O que Alice sentia não era um caso isolado; era uma dinâmica comum a muitos casais que se perdem na rotina, repetida em lares e em almas que confundem amor com função. Muitos passam por situações parecidas quando vivem anos orbitando apenas em torno dos filhos, como se eles fossem o único centro possível, estruturando toda a rotina em função deles e deixando o relacionamento em segundo plano.


Quando essa configuração se prolonga por muito tempo, a vida, sábia em suas leis, cobra aquilo que deixamos de cultivar. O amor, se não for nutrido, não floresce só porque, de repente, sobrou tempo ou espaço. E então, quando se veem sozinhos, quando o ninho se esvazia, sentindo-se perdidos e fragilizados por uma vida corrida, vivida mais na superficialidade, percebem que o tempo disponível não é o mesmo que intimidade, e que estar ao lado não é o mesmo que caminhar juntos em espírito.


Alice, com o olhar úmido, abriu o coração: - “A escuridão vem me encobrindo nesses últimos meses e, hoje, tudo parece um vazio. A luz que eu achava que sempre ia me acompanhar está ficando cada vez mais fraca.”


E, ali, naquele desabafo, trouxe o passado, o casamento, os filhos e o tempo que escorreu sem que ela percebesse. Culpou o tempo; depois, acusou a si mesma pelos erros cometidos. Disse que, às vezes, se olhava no espelho e via os cabelos brancos tomando seu rosto, sem que tivesse qualquer vontade de pintá-los. Estava cansada, se achando velha demais, com as marcas das pausas que não soube, ou não se permitiu, fazer. Alice, que começara a sentir o vazio depois da partida dos filhos, falava dele como quem descreve um abismo interno. E, de certo modo, era mesmo algo mais profundo e maior: o mesmo vazio que se espalha pelas vidas modernas, nesses tempos difíceis em que o fazer se impõe sobre o ser e a alma se perde entre compromissos.


Viktor Frankl dizia que é justamente nesse território árido que o ser humano encontra espaço para reencontrar a Luz e a liberdade de recriar o sentido da própria existência. O vazio, então, desse ponto de vista, deixa de ser um monstro e passa a ser um berço para uma nova percepção, uma nova forma de existir.
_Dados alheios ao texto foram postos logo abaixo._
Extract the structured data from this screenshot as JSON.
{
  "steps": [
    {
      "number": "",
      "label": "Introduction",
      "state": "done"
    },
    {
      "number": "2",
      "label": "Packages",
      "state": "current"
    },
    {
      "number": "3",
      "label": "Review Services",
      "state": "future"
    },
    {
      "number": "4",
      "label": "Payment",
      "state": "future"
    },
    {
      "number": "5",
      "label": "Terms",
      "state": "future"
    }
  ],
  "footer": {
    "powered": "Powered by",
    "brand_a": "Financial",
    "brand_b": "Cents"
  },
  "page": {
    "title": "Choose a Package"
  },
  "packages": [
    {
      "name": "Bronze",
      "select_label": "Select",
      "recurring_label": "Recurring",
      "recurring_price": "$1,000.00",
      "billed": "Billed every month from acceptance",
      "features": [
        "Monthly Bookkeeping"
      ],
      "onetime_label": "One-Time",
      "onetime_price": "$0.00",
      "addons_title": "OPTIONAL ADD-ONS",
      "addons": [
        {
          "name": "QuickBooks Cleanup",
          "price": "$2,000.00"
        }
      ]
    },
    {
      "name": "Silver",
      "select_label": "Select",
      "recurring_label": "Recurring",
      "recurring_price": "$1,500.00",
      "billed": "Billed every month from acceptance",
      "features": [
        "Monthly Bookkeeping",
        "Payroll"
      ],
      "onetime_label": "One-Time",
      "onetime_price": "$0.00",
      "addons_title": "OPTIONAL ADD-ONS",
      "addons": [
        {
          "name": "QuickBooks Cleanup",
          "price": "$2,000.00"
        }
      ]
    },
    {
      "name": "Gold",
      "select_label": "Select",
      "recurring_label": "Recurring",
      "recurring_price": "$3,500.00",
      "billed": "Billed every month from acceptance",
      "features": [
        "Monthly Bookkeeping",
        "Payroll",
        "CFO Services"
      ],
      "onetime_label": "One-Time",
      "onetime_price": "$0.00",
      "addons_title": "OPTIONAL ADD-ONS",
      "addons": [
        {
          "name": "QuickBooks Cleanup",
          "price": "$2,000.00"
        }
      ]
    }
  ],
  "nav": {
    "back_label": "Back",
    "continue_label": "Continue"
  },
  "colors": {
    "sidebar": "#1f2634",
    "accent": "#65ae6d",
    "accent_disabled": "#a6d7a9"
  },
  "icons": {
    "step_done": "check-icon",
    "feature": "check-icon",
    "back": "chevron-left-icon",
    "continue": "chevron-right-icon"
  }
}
Divorciada, Alice revivia a triste e amarga constatação de que o rompimento começara muito antes do divórcio. No corre-corre da vida, não percebera que não havia construído uma verdadeira comunhão com o marido. O amor conjugal, aos poucos, havia se tornado em rotina funcional, e o casamento passou a ser sustentado apenas pelos papéis de mãe e pai.


Seu marido, há tempos distante, buscava refúgio, ou talvez apenas escapes, em outros braços. Até que, logo após a casa se esvaziar, ele lhe fez a pergunta que tirou o chão sob seus pés:                            


- “O que vamos fazer da nossa vida agora, sem nenhum filho aqui em casa? Como vamos ficar olhando um para a cara do outro?”


A pergunta, seca e cruel em sua frieza, caiu como uma pedra em um lago parado. As águas se abriram, trazendo à tona o que estava no fundo.


Para Alice, foi o despertar que não esperava: o reconhecimento da falta de encontro, da vida vivida por inércia. O amor sem raízes no espírito se desmancha; não resiste quando o vento sopra para mudanças.


O afeto entre eles não havia sido cultivado como algo vivo; foi mantido como uma forma de dever. Só então, tardiamente, ela percebeu que o amor entre ambos havia se dissolvido há muito tempo. O divórcio foi apenas uma formalidade, e o início de uma nova dor para ela.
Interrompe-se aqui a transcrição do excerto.